A migraine usually feels like an intense, debilitating headache, but much worse. It is a neurological condition, often accompanied by other symptoms. The frequency and intensity of migraines are different from one person to the next and are found in women more often than men.
Migraines commonly run in families and can affect people of all ages. They can begin at a very young age or may not surface until adulthood. Some of the symptoms include sensitivity to light, nausea, vomiting, numbness, or difficulty speaking.
According to the International Headache Society, a headache can be classified as a migraine when the pain is throbbing, moderate to severe, aggravated by movement, and associated with nausea, sensitivity to light, and lasts for more than four hours.
Other symptoms commonly associated with migraine include:
- sensitivity to smell
- trouble concentrating
- seeing bright zigzag lines or flashing lights for no apparent reason
- an overall unwell feeling
- stiffness in the neck and shoulders
Migraines generally reoccur over several years or even decades. During this time, the frequency and severity vary greatly.

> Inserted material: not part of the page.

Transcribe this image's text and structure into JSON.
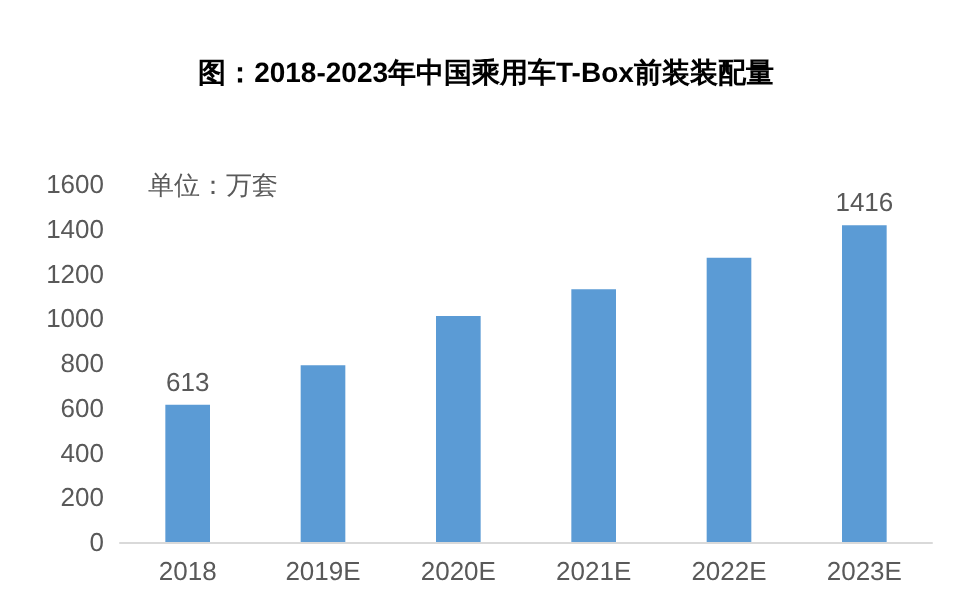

Just about anything can set off a migraine. Triggers are many and varied and not necessarily the same for every person or every attack. Often, it may take a combination of triggers to set one off.
Common Triggers Include:
- missed or unsubstantial meals
- caffeine withdrawal
- certain types of wine, beer or alcohol
- fermented dairy products or certain types of cheese
- citrus fruits
- monosodium glutamate (MSG)
- bright sunlight or flickering lights
- strong odors, such as perfume, smoke, gasoline or particular food
- daily stress
- travel-related stress
- changes in the weather
- certain oral contraceptives
- lack of sleep
- too much sleep
Prevention is always the best medicine but for those who have suffered migraines over a long period these things may help.
At the first sign of a migraine, stop what you are doing, if at all possible. Find a dark, quiet place to relax and rest, sleep if you can.
Hot or cold compresses applied to the neck or forehead often help. A warm compress can soothe the aches and pains; alternately, the numbing effect of an ice pack can help to dull the pain. Hot temperature therapy with heating pads, blankets, or a long hot bath can relax tense muscles.
Keep Track of Your Migraines
Keeping track of your migraines may help to prevent an attack or at least lessen the severity. Pay close attention to what you were doing when the migraine started. Think about what might have triggered it. What did you eat? How much sleep did you get? Did anything unusual or stressful happen? When did it start, how long did it last, and what helped provide relief? Over time, you may see a pattern emerge, which can help you prevent an attack before it becomes too unbearable.
Trying to avoid migraine triggers is generally the best thing to do. However, some studies show that this practice may actually increase sensitivity and subconsciously increase the risk of potential triggers. A more practical approach may be to learn to cope with these triggers. Strive for balance in your life. Dealing with migraines can be a challenge, but healthy lifestyle choices might help.
Keep in mind that migraines may also be caused by an underlying condition such as a pinched nerve. Your health professional can help with this.